Rumors of Groff’s departure have grown so intense in the Capitol that Senate Democrats are campaigning to succeed him as president; Denver Democrats are lobbying to be appointed to his seat; and Senate Republicans are worried about losing their ally on educational issues.

“Washington’s gain is our loss,” said Sen. Greg Brophy, R-Wray.

The initial talk of “Is Groff leaving?” now has changed to “Is he staying through the end of the session?” Lawmakers are scheduled to adjourn no later than May 6.

“I hope that President Obama gives him a job with a lot of power in the Department of Education,” said Senate Minority Leader Josh Penry, R-Grand Junction.

Groff, who has served in the legislature since 2001, made history in 2007 when he became the first black elected Senate president. He made history again this year when he and Speaker Terrance Carroll became the first blacks to ever lead both chambers of a legislature at the same time.

First appointed to his Senate seat in 2003, he was elected in 2004 and re-elected last year.
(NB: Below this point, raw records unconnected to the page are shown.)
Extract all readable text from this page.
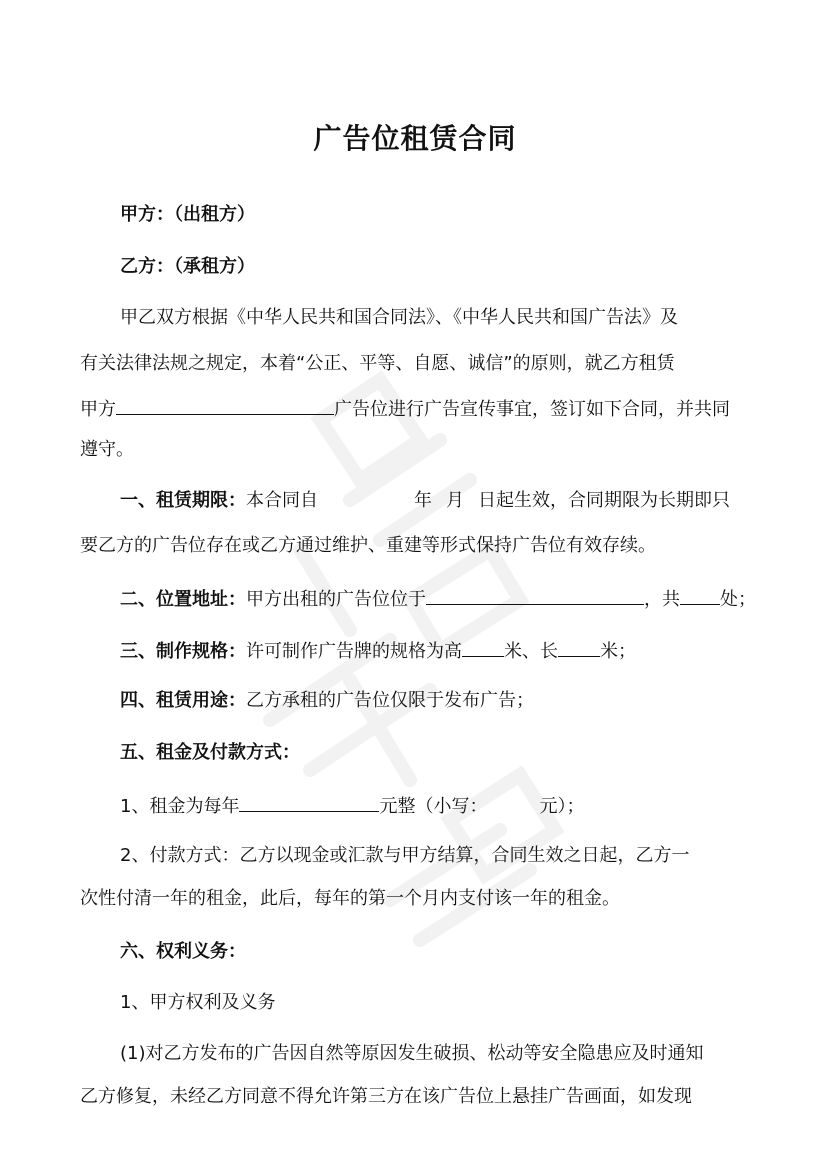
广告位租赁合同
甲方：（出租方）
乙方：（承租方）
甲乙双方根据《中华人民共和国合同法》、《中华人民共和国广告法》及
有关法律法规之规定，本着“公正、平等、自愿、诚信”的原则，就乙方租赁
甲方	广告位进行广告宣传事宜，签订如下合同，并共同
遵守。
一、租赁期限：本合同自	年 月 日起生效，合同期限为长期即只
要乙方的广告位存在或乙方通过维护、重建等形式保持广告位有效存续。
二、位置地址：甲方出租的广告位位于	，共 处；
三、制作规格：许可制作广告牌的规格为高 米、长 米；
四、租赁用途：乙方承租的广告位仅限于发布广告；
五、租金及付款方式：
1、租金为每年	元整（小写：	元）；
2、付款方式：乙方以现金或汇款与甲方结算，合同生效之日起，乙方一
次性付清一年的租金，此后，每年的第一个月内支付该一年的租金。
六、权利义务：
1、甲方权利及义务
(1)对乙方发布的广告因自然等原因发生破损、松动等安全隐患应及时通知
乙方修复，未经乙方同意不得允许第三方在该广告位上悬挂广告画面，如发现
His term expires in 2012.

A Democratic vacancy committee will appoint a successor to his east Denver seat.

The Senate Democratic caucus, with a 21-14 majority over Republicans, would elect a new Senate president. Contenders include President Pro Tem Betty Boyd of Lakewood, Majority Leader Brandon Shaffer of Longmont, John Morse of Colorado Springs and Abel Tapia of Pueblo.

Boyd said Groff has not told her he is leaving but speculation is so intense she asked colleagues to support her for president if the job becomes open.

“When you hear these rumors flying around and they’re only getting louder, you start to think, ‘Well, maybe there is something to it,'” she said.

Tapia also said he knows nothing firm, but he has talked to people.

“I think we have the opportunity to have the first Hispanic Senate president,” he said.

Groff, who turns 46 this month, moved to Denver as an infant. His father, Regis Groff, was a teacher and a lawmaker who fought for years to pass legislation making slain civil rights leader Martin Luther King Jr.’s birthday a state holiday.

Peter Groff and his wife, Regina, the pastor at Campbell Chapel AME Church in Denver, have two children, Malachi, and Moriah.